Bu bayram Kovid-19 Korona Virüs salgını yüzünden belki eskiden de çok çok kötü günlerini yaşıyoruz. Gençlerimiz, çocuklarımız öpecek bir ele, yaşlılarımız gözlerinden öpüp koklayacakları çocuklarına, torunlarına hasret kaldılar. Çok sayıda yaşlı veya orta yaş insanımız bayrama kavuşamadı. Bizler onlarsız kaldık, onlar ise bizlersiz sessizce, sanki gönderilen sıradan bir paket gibi bağrımızdan, evimizden kopup vatan topraklarında evlatlarının uzaktan akan göz yaşları ile toprağa verildiler.

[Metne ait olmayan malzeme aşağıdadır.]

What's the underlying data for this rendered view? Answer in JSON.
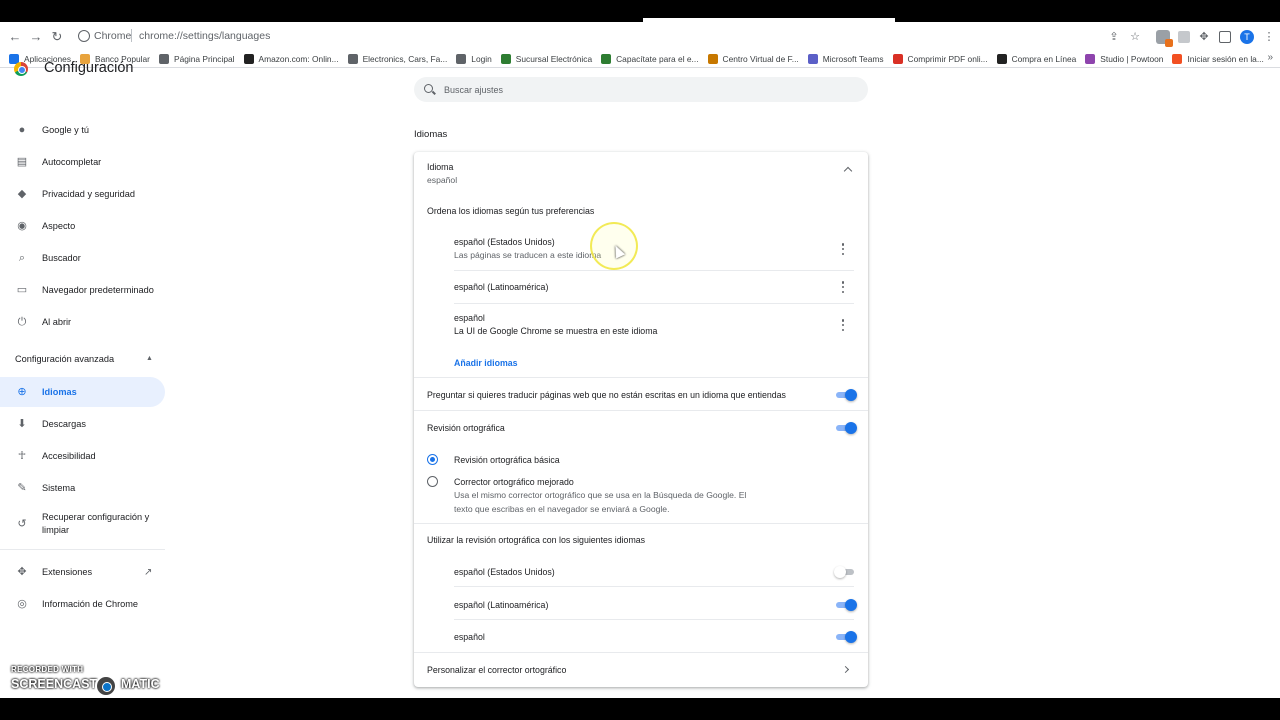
{
  "browser": {
    "tab_label": "Chrome",
    "url": "chrome://settings/languages",
    "avatar_letter": "T"
  },
  "bookmarks": [
    {
      "label": "Aplicaciones",
      "icon": "apps-grid-icon",
      "color": "#1a73e8"
    },
    {
      "label": "Banco Popular",
      "icon": "bank-icon",
      "color": "#e8a33d"
    },
    {
      "label": "Página Principal",
      "icon": "globe-icon",
      "color": "#5f6368"
    },
    {
      "label": "Amazon.com: Onlin...",
      "icon": "amazon-icon",
      "color": "#222222"
    },
    {
      "label": "Electronics, Cars, Fa...",
      "icon": "page-icon",
      "color": "#5f6368"
    },
    {
      "label": "Login",
      "icon": "globe-icon",
      "color": "#5f6368"
    },
    {
      "label": "Sucursal Electrónica",
      "icon": "bank-icon",
      "color": "#2e7d32"
    },
    {
      "label": "Capacítate para el e...",
      "icon": "edit-icon",
      "color": "#2e7d32"
    },
    {
      "label": "Centro Virtual de F...",
      "icon": "bar-icon",
      "color": "#c77800"
    },
    {
      "label": "Microsoft Teams",
      "icon": "teams-icon",
      "color": "#5b5fc7"
    },
    {
      "label": "Comprimir PDF onli...",
      "icon": "heart-icon",
      "color": "#d93025"
    },
    {
      "label": "Compra en Línea",
      "icon": "shop-icon",
      "color": "#222222"
    },
    {
      "label": "Studio | Powtoon",
      "icon": "powtoon-icon",
      "color": "#8e44ad"
    },
    {
      "label": "Iniciar sesión en la...",
      "icon": "microsoft-icon",
      "color": "#f25022"
    }
  ],
  "header": {
    "title": "Configuración",
    "search_placeholder": "Buscar ajustes"
  },
  "sidebar": {
    "items": [
      {
        "label": "Google y tú",
        "icon": "person-icon"
      },
      {
        "label": "Autocompletar",
        "icon": "clipboard-icon"
      },
      {
        "label": "Privacidad y seguridad",
        "icon": "shield-icon"
      },
      {
        "label": "Aspecto",
        "icon": "palette-icon"
      },
      {
        "label": "Buscador",
        "icon": "search-icon"
      },
      {
        "label": "Navegador predeterminado",
        "icon": "browser-icon"
      },
      {
        "label": "Al abrir",
        "icon": "power-icon"
      }
    ],
    "advanced_label": "Configuración avanzada",
    "advanced_items": [
      {
        "label": "Idiomas",
        "icon": "globe-icon",
        "active": true
      },
      {
        "label": "Descargas",
        "icon": "download-icon"
      },
      {
        "label": "Accesibilidad",
        "icon": "accessibility-icon"
      },
      {
        "label": "Sistema",
        "icon": "wrench-icon"
      },
      {
        "label": "Recuperar configuración y",
        "label2": "limpiar",
        "icon": "restore-icon"
      }
    ],
    "extensions_label": "Extensiones",
    "about_label": "Información de Chrome"
  },
  "main": {
    "section_title": "Idiomas",
    "language_header": {
      "title": "Idioma",
      "value": "español"
    },
    "order_label": "Ordena los idiomas según tus preferencias",
    "languages": [
      {
        "name": "español (Estados Unidos)",
        "note": "Las páginas se traducen a este idioma"
      },
      {
        "name": "español (Latinoamérica)",
        "note": ""
      },
      {
        "name": "español",
        "note": "La UI de Google Chrome se muestra en este idioma"
      }
    ],
    "add_languages": "Añadir idiomas",
    "offer_translate": {
      "label": "Preguntar si quieres traducir páginas web que no están escritas en un idioma que entiendas",
      "enabled": true
    },
    "spellcheck": {
      "label": "Revisión ortográfica",
      "enabled": true
    },
    "spell_basic": {
      "label": "Revisión ortográfica básica",
      "selected": true
    },
    "spell_enhanced": {
      "label": "Corrector ortográfico mejorado",
      "desc1": "Usa el mismo corrector ortográfico que se usa en la Búsqueda de Google. El",
      "desc2": "texto que escribas en el navegador se enviará a Google.",
      "selected": false
    },
    "spell_languages_label": "Utilizar la revisión ortográfica con los siguientes idiomas",
    "spell_languages": [
      {
        "name": "español (Estados Unidos)",
        "enabled": false
      },
      {
        "name": "español (Latinoamérica)",
        "enabled": true
      },
      {
        "name": "español",
        "enabled": true
      }
    ],
    "customize_label": "Personalizar el corrector ortográfico"
  },
  "watermark": {
    "top": "RECORDED WITH",
    "left": "SCREENCAST",
    "right": "MATIC"
  }
}
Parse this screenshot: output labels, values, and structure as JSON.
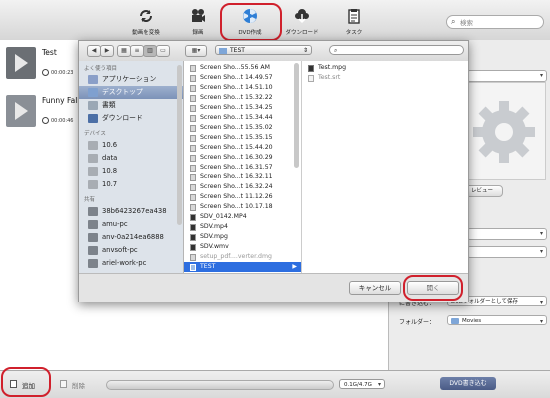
{
  "toolbar": {
    "buttons": [
      {
        "label": "動画を変換",
        "icon": "convert-icon"
      },
      {
        "label": "録画",
        "icon": "record-icon"
      },
      {
        "label": "DVD作成",
        "icon": "dvd-burn-icon"
      },
      {
        "label": "ダウンロード",
        "icon": "download-icon"
      },
      {
        "label": "タスク",
        "icon": "task-icon"
      }
    ],
    "search_placeholder": "検索"
  },
  "videos": [
    {
      "title": "Test",
      "duration": "00:00:23"
    },
    {
      "title": "Funny Fall",
      "duration": "00:00:46"
    }
  ],
  "right_panel": {
    "preview_label": "レビュー",
    "write_label": "に書き込む：",
    "write_value": "DVDフォルダーとして保存",
    "folder_label": "フォルダー：",
    "folder_value": "Movies"
  },
  "bottom": {
    "add_label": "追加",
    "delete_label": "削除",
    "capacity": "0.1G/4.7G",
    "burn_label": "DVD書き込む"
  },
  "dialog": {
    "location": "TEST",
    "search_icon": "search-icon",
    "sidebar": [
      {
        "kind": "head",
        "label": "よく使う項目"
      },
      {
        "kind": "item",
        "label": "アプリケーション",
        "icon": "applications-icon"
      },
      {
        "kind": "item",
        "label": "デスクトップ",
        "icon": "desktop-icon",
        "selected": true
      },
      {
        "kind": "item",
        "label": "書類",
        "icon": "documents-icon"
      },
      {
        "kind": "item",
        "label": "ダウンロード",
        "icon": "downloads-icon"
      },
      {
        "kind": "head",
        "label": "デバイス"
      },
      {
        "kind": "item",
        "label": "10.6",
        "icon": "disk-icon"
      },
      {
        "kind": "item",
        "label": "data",
        "icon": "disk-icon"
      },
      {
        "kind": "item",
        "label": "10.8",
        "icon": "disk-icon"
      },
      {
        "kind": "item",
        "label": "10.7",
        "icon": "disk-icon"
      },
      {
        "kind": "head",
        "label": "共有"
      },
      {
        "kind": "item",
        "label": "38b6423267ea438",
        "icon": "network-computer-icon"
      },
      {
        "kind": "item",
        "label": "amu-pc",
        "icon": "network-computer-icon"
      },
      {
        "kind": "item",
        "label": "anv-0a214ea6888",
        "icon": "network-computer-icon"
      },
      {
        "kind": "item",
        "label": "anvsoft-pc",
        "icon": "network-computer-icon"
      },
      {
        "kind": "item",
        "label": "ariel-work-pc",
        "icon": "network-computer-icon"
      }
    ],
    "files": [
      "Screen Sho...55.56 AM",
      "Screen Sho...t 14.49.57",
      "Screen Sho...t 14.51.10",
      "Screen Sho...t 15.32.22",
      "Screen Sho...t 15.34.25",
      "Screen Sho...t 15.34.44",
      "Screen Sho...t 15.35.02",
      "Screen Sho...t 15.35.15",
      "Screen Sho...t 15.44.20",
      "Screen Sho...t 16.30.29",
      "Screen Sho...t 16.31.57",
      "Screen Sho...t 16.32.11",
      "Screen Sho...t 16.32.24",
      "Screen Sho...t 11.12.26",
      "Screen Sho...t 10.17.18",
      "SDV_0142.MP4",
      "SDV.mp4",
      "SDV.mpg",
      "SDV.wmv",
      "setup_pdf....verter.dmg",
      "TEST"
    ],
    "selected_folder": "TEST",
    "folder_contents": [
      "Test.mpg",
      "Test.srt"
    ],
    "cancel_label": "キャンセル",
    "open_label": "開く"
  },
  "colors": {
    "accent_ring": "#d0202c",
    "selection": "#2d6ee0",
    "burn_button": "#5466a0"
  }
}
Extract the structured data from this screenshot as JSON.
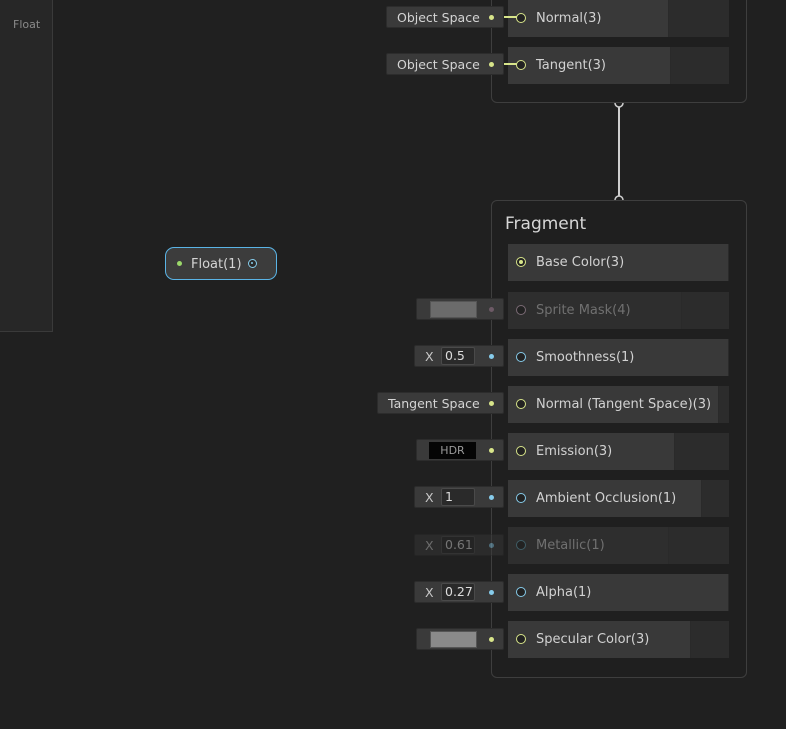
{
  "left_panel": {
    "label": "Float"
  },
  "colors": {
    "vector3": "#d8e58a",
    "vector1": "#86cbea",
    "vector4": "#f0b0e0",
    "selection": "#5ab4e6"
  },
  "vertex_block": {
    "slots": [
      {
        "label": "Normal(3)",
        "inline": "Object Space"
      },
      {
        "label": "Tangent(3)",
        "inline": "Object Space"
      }
    ]
  },
  "fragment_block": {
    "title": "Fragment",
    "slots": [
      {
        "label": "Base Color(3)",
        "port_type": "vector3",
        "connected": true
      },
      {
        "label": "Sprite Mask(4)",
        "port_type": "vector4",
        "disabled": true,
        "inline_kind": "color",
        "swatch": "#6b6b6b"
      },
      {
        "label": "Smoothness(1)",
        "port_type": "vector1",
        "inline_kind": "float",
        "axis": "X",
        "value": "0.5"
      },
      {
        "label": "Normal (Tangent Space)(3)",
        "port_type": "vector3",
        "inline_kind": "text",
        "text": "Tangent Space"
      },
      {
        "label": "Emission(3)",
        "port_type": "vector3",
        "inline_kind": "hdr",
        "text": "HDR"
      },
      {
        "label": "Ambient Occlusion(1)",
        "port_type": "vector1",
        "inline_kind": "float",
        "axis": "X",
        "value": "1"
      },
      {
        "label": "Metallic(1)",
        "port_type": "vector1",
        "disabled": true,
        "inline_kind": "float",
        "axis": "X",
        "value": "0.61"
      },
      {
        "label": "Alpha(1)",
        "port_type": "vector1",
        "inline_kind": "float",
        "axis": "X",
        "value": "0.27"
      },
      {
        "label": "Specular Color(3)",
        "port_type": "vector3",
        "inline_kind": "color",
        "swatch": "#8a8a8a"
      }
    ]
  },
  "float_node": {
    "label": "Float(1)"
  }
}
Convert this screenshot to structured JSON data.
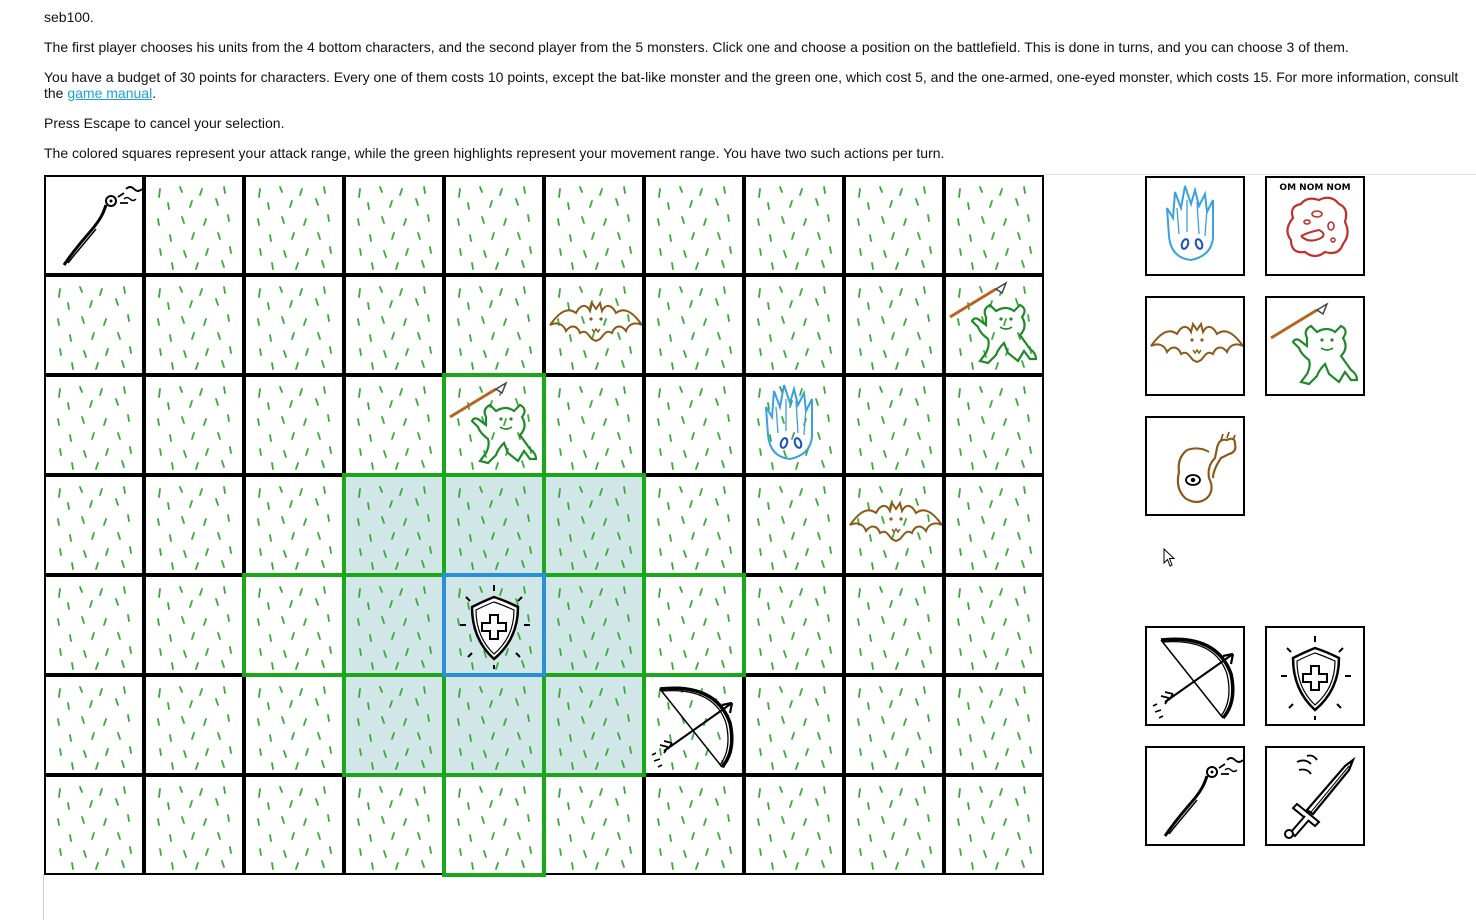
{
  "text": {
    "line1": "seb100.",
    "line2": "The first player chooses his units from the 4 bottom characters, and the second player from the 5 monsters. Click one and choose a position on the battlefield. This is done in turns, and you can choose 3 of them.",
    "line3_pre": "You have a budget of 30 points for characters. Every one of them costs 10 points, except the bat-like monster and the green one, which cost 5, and the one-armed, one-eyed monster, which costs 15. For more information, consult the ",
    "line3_link": "game manual",
    "line3_post": ".",
    "line4": "Press Escape to cancel your selection.",
    "line5": "The colored squares represent your attack range, while the green highlights represent your movement range. You have two such actions per turn."
  },
  "board": {
    "cols": 10,
    "rows": 7,
    "empty_cells": [
      [
        0,
        0
      ]
    ],
    "attack_cells": [
      [
        3,
        3
      ],
      [
        4,
        3
      ],
      [
        5,
        3
      ],
      [
        3,
        4
      ],
      [
        5,
        4
      ],
      [
        3,
        5
      ],
      [
        4,
        5
      ],
      [
        5,
        5
      ],
      [
        4,
        4
      ]
    ],
    "move_outline_cells": [
      [
        4,
        2
      ],
      [
        3,
        3
      ],
      [
        4,
        3
      ],
      [
        5,
        3
      ],
      [
        2,
        4
      ],
      [
        3,
        4
      ],
      [
        5,
        4
      ],
      [
        6,
        4
      ],
      [
        3,
        5
      ],
      [
        4,
        5
      ],
      [
        5,
        5
      ],
      [
        4,
        6
      ]
    ],
    "selected_cell": [
      4,
      4
    ],
    "units": [
      {
        "col": 0,
        "row": 0,
        "icon": "whip-icon"
      },
      {
        "col": 5,
        "row": 1,
        "icon": "bat-monster-icon"
      },
      {
        "col": 9,
        "row": 1,
        "icon": "spear-goblin-icon"
      },
      {
        "col": 4,
        "row": 2,
        "icon": "spear-goblin-icon"
      },
      {
        "col": 7,
        "row": 2,
        "icon": "ice-crystal-monster-icon"
      },
      {
        "col": 8,
        "row": 3,
        "icon": "bat-monster-icon"
      },
      {
        "col": 4,
        "row": 4,
        "icon": "shield-icon"
      },
      {
        "col": 6,
        "row": 5,
        "icon": "bow-icon"
      }
    ]
  },
  "monster_picker": [
    {
      "icon": "ice-crystal-monster-icon"
    },
    {
      "icon": "red-blob-monster-icon",
      "caption": "OM NOM NOM"
    },
    {
      "icon": "bat-monster-icon"
    },
    {
      "icon": "spear-goblin-icon"
    },
    {
      "icon": "one-eyed-arm-monster-icon"
    }
  ],
  "character_picker": [
    {
      "icon": "bow-icon"
    },
    {
      "icon": "shield-icon"
    },
    {
      "icon": "whip-icon"
    },
    {
      "icon": "sword-icon"
    }
  ],
  "colors": {
    "grass": "#3aa83a",
    "attack_fill": "#d1e6e6",
    "move_outline": "#1aa81a",
    "selected_outline": "#2b8fd6",
    "link": "#1aa3d6",
    "bat": "#8a5a1a",
    "goblin": "#1f8a2a",
    "ice": "#3aa0e0",
    "blob": "#c0302a"
  }
}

… Geçenlerde bir dostumun babasının cenazesine katıldım. Söylediği şu cümleler kulağıma bir ok gibi girerken, yüreğime de bir kor bıraktı. ” Murat ne acı bir durum. Babam üç oğul yetiştirdi. Ama biz onu son yolculuğunda yalnız bırakıyoruz. Onu bizler değil de, eller toprağa verecek. Allah’ım sen bize sabır ver, Ya Rabbim…” dedi. İşte bazılarımızın yaşadığı gerçekler, bazılarımızın da korkuları…

Türk Edebiyatı şairlerinden Mûnis Faik Ozansoy annesi için yazdığı, sanki bu günleri anlatırcasına

“Bayram Ağıtı „şiirinin ilk dörtlüğünde şöyle seslenir…

İlk defa, bayram sabahı
Öpecek el bulamadım;
Bekledim çağrılmadı
Bir ana sesiyle adım.

Koca yürekli gazeteci-şâir Abdurrahim Karakoç’ un ;

Bayram demek takvimdeki yazı mı?
Bayram hasret, bayram ağrı, sızı mı?
Açıp yüreğimi, yumup gözümü
Özüne girdiğim bayramlar hani?

dizelerinde kaleme aldığı gibi bir daha böyle hüzünlü bayramların yaşanmaması dileği ile ;

Her hüzün, içinde bir nebze de olsa umut barındırır. Mübarek Ramazan Bayramı’nın, tüm dünyanın bu hüzünlü manzarasına rağmen, içimizdeki umutların yeşermesine, Korona illetinden kurtulmasına, birlik ve beraberliğine vesile olmasını diliyor, bütün İslâm âleminin Ramazan Bayramı’nı tebrik ediyorum.